Gholami Asghar, Baradaran-Ghahfarokhi Molood, Ebrahimi Marjan, Baradaran-Ghahfarokhi Milad
Department of Electrical and Computer Engineering, Isfahan University of Technology, Isfahan, Iran.
Department of Electrical and Computer Engineering, Isfahan University of Technology, Isfahan, Iran ; Medical Student's Research Center, School of Medicine, Isfahan University of Medical Sciences, Isfahan, Iran.
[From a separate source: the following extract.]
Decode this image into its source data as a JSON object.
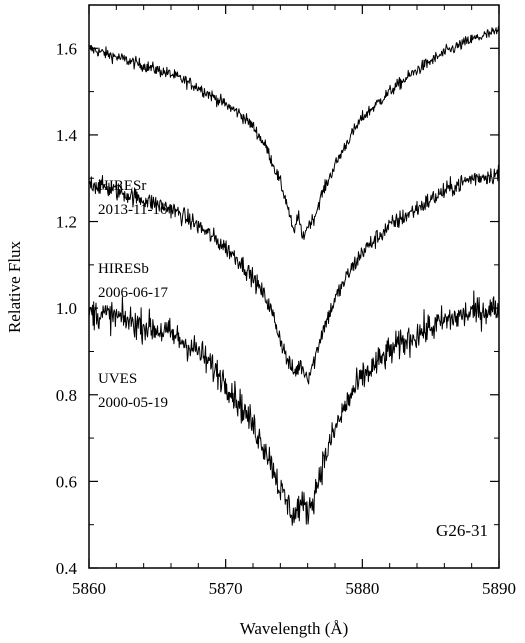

J Med Signals Sens. 2013 Oct;3(4):262-8.
In recent years, interest in medical application of lasers especially as a surgical alternative is considerably increasing due to their distinct advantages such as non-contact intervention, bacteriostasis, less traumatization, minimal invasiveness, decreased bleeding and less heat damage. The present study aimed to evaluate the temperature changes and the consequent released thermal stress in cortical bone caused by an Erbium:yttrium aluminum garnet (Er:YAG) laser (Fideliss 320A, Fotona Inc., Deggingen, Germany) during osteotomy, using mathematical computation by means of Maple software, version 9.5 (Maplesoft, a division of Waterloo Maple Inc., Canada). The results obtained here were compared with the experimental measurements using Er:YAG laser in the osteotomy clinics. A bone slab with thickness of 1 mm was simulated in Maple software. Then, an Er:YAG laser emitting 100 μs pulses at a wavelength of 2940 nm were modeled. Two different clinical settings of the Er:YAG laser with 200 mJ and 400 mJ energies, both with 100 μs exposure and 500 μs silence were studied. To investigate the temperature distribution in the cortical bone, the time-dependent heat conduction equations were defined and solved in the Maple software. Finally, by defining the heat distribution function in the Maple, thermal stress in the bone was investigated. Results of the computations showed that, on the bone irradiated area (center of the bone surface) the maximum temperature rise was 0.8°C and 1.6°C, for 200 mJ and 400 mJ Er:YAG laser exposure, respectively. The temperature rise reached to its minimum at radial distances of 1.2 cm from the point of irradiated area for 200 mJ laser while it was 1.5 cm for 400 mJ laser. For 200 mJ laser the maximum derived radial (σ rr ), axial (σ zz ) and azimuthally (σ θθ ) stress components were 0.20, 0.16 and 0.08 MPa, respectively. While, for 400 mJ laser the maximum derived σ rr , σ zz and σ θθ stress components were 0.39, 0.31 and 0.16 MPa, respectively. These results confirm that use of 100 μs Er:YAG laser pulses with 500 μs silence at 200 and 400 mJ energies minimizes thermal tissue damage for the laser osteotomies, without continued water cooling (irrigation) on the exposed area.
近年来,由于激光具有非接触干预、抑菌、创伤小、侵入性极小、出血少和热损伤小等显著优势,其在医学应用尤其是作为一种手术替代方法方面的关注度大幅上升。本研究旨在通过使用Maple软件9.5版(Maplesoft,加拿大滑铁卢Maple公司的一个部门)进行数学计算,评估铒:钇铝石榴石(Er:YAG)激光(Fideliss 320A,德国Deggingen的Fotona公司)在截骨过程中引起的皮质骨温度变化以及随之产生的热应力释放情况。将此处获得的结果与在截骨临床中使用Er:YAG激光的实验测量结果进行比较。在Maple软件中模拟了厚度为1毫米的骨板。然后,对发射波长为2940 nm、脉冲宽度为100 μs的Er:YAG激光进行建模。研究了Er:YAG激光两种不同的临床设置,能量分别为200 mJ和400 mJ,曝光时间均为100 μs,间隔时间均为500 μs。为了研究皮质骨中的温度分布,在Maple软件中定义并求解了随时间变化的热传导方程。最后,通过在Maple中定义热分布函数,研究了骨中的热应力。计算结果表明,在骨照射区域(骨表面中心),200 mJ和400 mJ的Er:YAG激光曝光时,最高温度分别升高了0.8°C和1.6°C。对于200 mJ的激光,在距照射区域点径向距离为1.2 cm处温度升高达到最小值,而对于400 mJ的激光,该距离为1.5 cm。对于200 mJ的激光,最大导出径向(σrr)、轴向(σzz)和周向(σθθ)应力分量分别为0.20、0.16和0.08 MPa。而对于400 mJ的激光,最大导出σrr、σzz和σθθ应力分量分别为0.39、0.31和0.16 MPa。这些结果证实,在200和400 mJ能量下使用脉冲宽度为100 μs、间隔时间为500 μs的Er:YAG激光脉冲,在不持续对暴露区域进行水冷(冲洗)的情况下,可将激光截骨时的热组织损伤降至最低。